Objective: To estimate the probability of N2 lymph node metastasis and to assist physicians in making diagnosis and treatment decisions.
Methods: We reviewed the medical records of 739 patients with computed tomography-defined stage I non-small cell lung cancer (NSCLC) that had an exact tumor-node-metastasis stage after surgery. A random subset of three fourths of the patients (n=554) were selected to develop the prediction model. Logistic regression analysis of the clinical characteristics was used to estimate the independent predictors of N2 lymph node metastasis. A prediction model was then built and externally validated by the remaining one fourth (n=185) patients which made up the validation data set. The model was also compared with 2 previously described models.

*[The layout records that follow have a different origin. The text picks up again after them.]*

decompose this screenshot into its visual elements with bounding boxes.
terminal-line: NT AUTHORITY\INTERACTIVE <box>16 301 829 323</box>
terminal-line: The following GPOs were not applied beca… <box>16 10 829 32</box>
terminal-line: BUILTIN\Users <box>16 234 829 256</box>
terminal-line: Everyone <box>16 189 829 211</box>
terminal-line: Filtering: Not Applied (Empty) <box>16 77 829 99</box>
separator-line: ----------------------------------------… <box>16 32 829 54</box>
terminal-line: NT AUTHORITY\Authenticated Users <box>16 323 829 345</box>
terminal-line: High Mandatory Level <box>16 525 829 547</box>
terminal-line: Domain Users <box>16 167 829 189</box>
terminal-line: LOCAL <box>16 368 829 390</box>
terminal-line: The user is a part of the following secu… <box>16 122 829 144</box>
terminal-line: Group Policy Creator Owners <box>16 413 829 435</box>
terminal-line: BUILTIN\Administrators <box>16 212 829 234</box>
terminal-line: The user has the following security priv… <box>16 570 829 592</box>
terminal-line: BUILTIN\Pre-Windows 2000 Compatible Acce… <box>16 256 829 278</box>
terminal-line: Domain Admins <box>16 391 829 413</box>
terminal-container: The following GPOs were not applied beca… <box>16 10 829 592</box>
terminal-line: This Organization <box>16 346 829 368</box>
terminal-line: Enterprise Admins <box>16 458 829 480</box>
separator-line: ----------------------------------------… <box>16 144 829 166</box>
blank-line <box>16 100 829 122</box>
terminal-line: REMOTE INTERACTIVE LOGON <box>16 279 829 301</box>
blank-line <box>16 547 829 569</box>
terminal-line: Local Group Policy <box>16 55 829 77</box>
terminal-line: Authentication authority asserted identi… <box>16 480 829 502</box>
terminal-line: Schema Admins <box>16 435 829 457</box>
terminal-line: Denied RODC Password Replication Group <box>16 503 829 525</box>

Results: We identified 4 independent predictors of N2 disease: a younger age, larger tumor size, central tumor location, and adenocarcinoma or adenosquamous carcinoma pathology. The model showed good calibration (Hosmer-Lemeshow test: P=0.923) with an area under the receiver operating characteristic curve (AUC) of 0.748 (95% confidence interval, 0.710-0.784). When validated with all the patients of group B, the AUC of our model was 0.781 (95% CI: 0.715-0.839) and the VA model was 0.677 (95% CI: 0.604-0.744) (P =0.04). When validated with T1 patients of group B, the AUC of our model was 0.837 (95% CI: 0.760-0.897) and Fudan model was 0.766 (95% CI: 0.681-0.837) (P < 0.01).
Conclusion: Our prediction model estimated the pretest probability of N2 disease in computed tomography-defined stage I NSCLC and was more accurate than the existing models. Use of our model can be of assistance when making clinical decisions about invasive or expensive mediastinal staging procedures.